Céleste nodded again. The ramifications of what had happened were clear. If someone were to try to retaliate for the raid or do anything that seemed like it, the Germans would hit back a hundred times harder. It had happened in other places, other villages.
Madame continued with the plan. Sylvie was to find the other boys—the ones who had slept in the woods—and meet Céleste and Max at the château.
“As for me,” Mme Créneau said, “I’ll take Henni and Madeleine to a safer place. But first, Henni and I have to finish this jam,” she said, tying on her apron. “I used my entire sugar ration, and I’m not going to see it ruined!”
PERDANT AND JULES LOOK FOR THE CHTEAU
“Why do you want to go to the château?” Jules asked Perdant. “Was it something Claude said? Because you know he’s kind of . . .” Jules tapped the side of his head to indicate crazy.
“I don’t need to divulge my sources to you, nor will I,” Perdant said.
While Jules wondered what divulge meant, Perdant stopped the car at the intersection of the main road that led out of town.
“All I need,” the policeman went on, “is for you to get me to the château. Which way?”
Jules pointed to the right, and while Perdant swung the car to the right, Jules plunged his hands into his jacket pockets and fingered the sugar lumps he had filched from the hotel dining room. He thought of the dessert he’d glimpsed as he passed through the kitchen—a delicious little mountain of Chantilly cream next to a bowl of jewel-like straw
berries. He tried to imagine what it would taste like but really couldn’t. Something like that was only for wealthy tourists or German officers. And as for the melted chocolate, what was to be its destiny?
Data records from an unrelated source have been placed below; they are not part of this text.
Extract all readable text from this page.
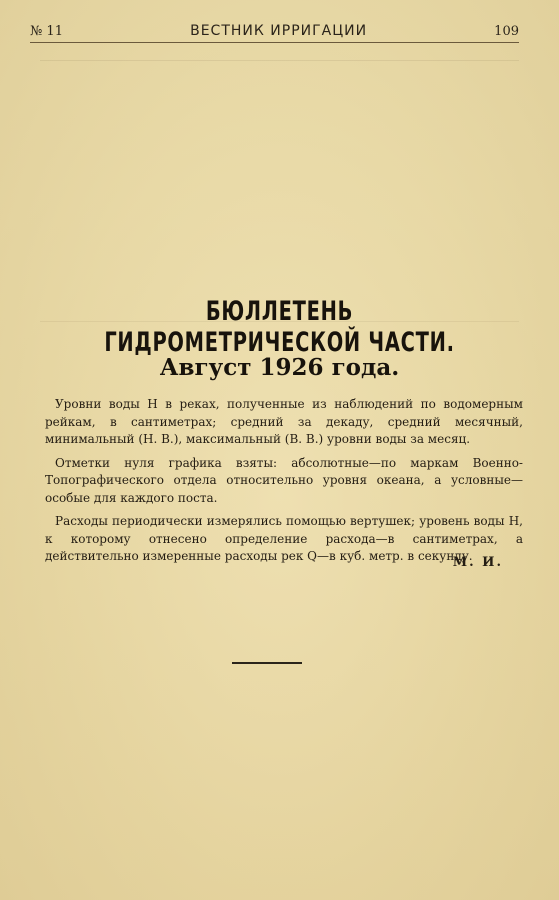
№ 11	ВЕСТНИК ИРРИГАЦИИ	109
БЮЛЛЕТЕНЬ ГИДРОМЕТРИЧЕСКОЙ ЧАСТИ.
Август 1926 года.

Уровни воды H в реках, полученные из наблюдений по водомерным рейкам, в сантиметрах; средний за декаду, средний месячный, минимальный (Н. В.), максимальный (В. В.) уровни воды за месяц.

Отметки нуля графика взяты: абсолютные—по маркам Военно-Топографического отдела относительно уровня океана, а условные—особые для каждого поста.

Расходы периодически измерялись помощью вертушек; уровень воды H, к которому отнесено определение расхода—в сантиметрах, а действительно измеренные расходы рек Q—в куб. метр. в секунду.

М. И.
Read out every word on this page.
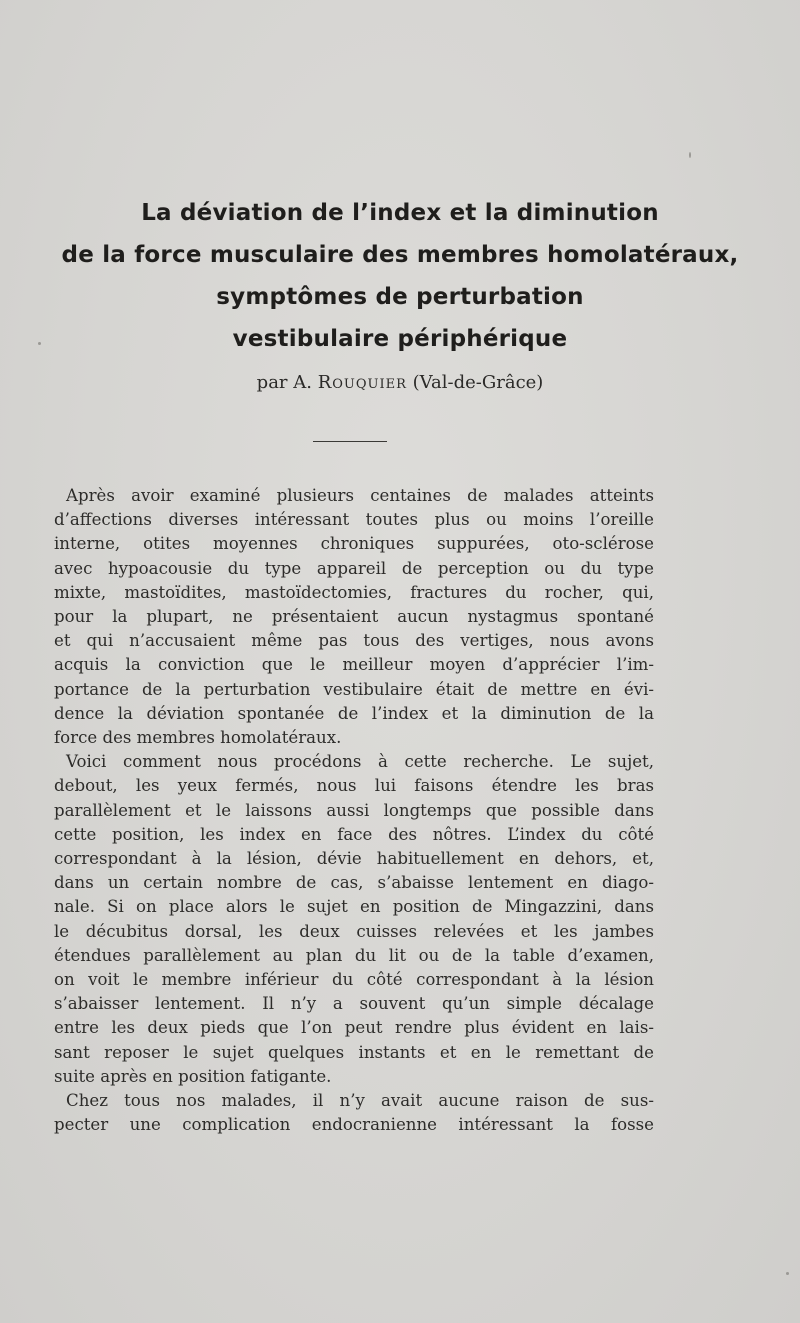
La déviation de l’index et la diminution
de la force musculaire des membres homolatéraux,
symptômes de perturbation
vestibulaire périphérique
par A. Rouquier (Val-de-Grâce)
Après avoir examiné plusieurs centaines de malades atteints
d’affections diverses intéressant toutes plus ou moins l’oreille
interne, otites moyennes chroniques suppurées, oto-sclérose
avec hypoacousie du type appareil de perception ou du type
mixte, mastoïdites, mastoïdectomies, fractures du rocher, qui,
pour la plupart, ne présentaient aucun nystagmus spontané
et qui n’accusaient même pas tous des vertiges, nous avons
acquis la conviction que le meilleur moyen d’apprécier l’im-
portance de la perturbation vestibulaire était de mettre en évi-
dence la déviation spontanée de l’index et la diminution de la
force des membres homolatéraux.
Voici comment nous procédons à cette recherche. Le sujet,
debout, les yeux fermés, nous lui faisons étendre les bras
parallèlement et le laissons aussi longtemps que possible dans
cette position, les index en face des nôtres. L’index du côté
correspondant à la lésion, dévie habituellement en dehors, et,
dans un certain nombre de cas, s’abaisse lentement en diago-
nale. Si on place alors le sujet en position de Mingazzini, dans
le décubitus dorsal, les deux cuisses relevées et les jambes
étendues parallèlement au plan du lit ou de la table d’examen,
on voit le membre inférieur du côté correspondant à la lésion
s’abaisser lentement. Il n’y a souvent qu’un simple décalage
entre les deux pieds que l’on peut rendre plus évident en lais-
sant reposer le sujet quelques instants et en le remettant de
suite après en position fatigante.
Chez tous nos malades, il n’y avait aucune raison de sus-
pecter une complication endocranienne intéressant la fosse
Clutching the steering wheel, Perdant stared out the windshield and muttered, “Someone has to keep law and order, am I right?”
“I don’t know,” Jules said. “Somehow we got along without a policeman before you got here.”
Perdant scoffed. “You got along, that’s for sure. Everybody in cahoots. You can find more criminals here than ever were in the Bastille.”
“Turn here,” Jules said.
Perdant spun the wheel, turning the Citroën onto something that could hardly be considered a road. They bumped over rocks and roots, but Perdant seemed oblivious.
“And!” he continued, nearly shouting with frustration. “Not only are there Jewish children mixed in with the Protestants and Catholics at the homes and schools, but some of the teachers, cooks, and directors of the homes are Jewish, too. Those sweet little Protestant children in those pews on Christmas Day live with Jewish children in the children’s homes. But, like every other frustratingly silent person in this place, they keep their mouths shut. Maybe I didn’t know it then, but I figured it out, La Crapule, and now I’m on to all of them!”
Ahead, Jules saw a road going off to the left that, after the recent rains, was probably in pretty bad shape.
“Turn left here,” he told Perdant.
“I didn’t know it then, but if I had arrested everyone at that Christmas service who was involved in illegal activities, I’d have had to arrest nearly the entire congregation. That stout lady who was sitting in the pew in front of me?” Perdant said. “I’ve seen her lugging cauldrons of soup to the parsonage, no doubt to help feed all the criminals passing through the pastor’s home. And it’s not just him! I bet all twelve of the pastors on the plateau are involved. On top of that, the farmers either have, are, or soon will be hiding Jews, labor service dodgers, and miscellaneous troublemakers.”
The car galumphed over a large rock.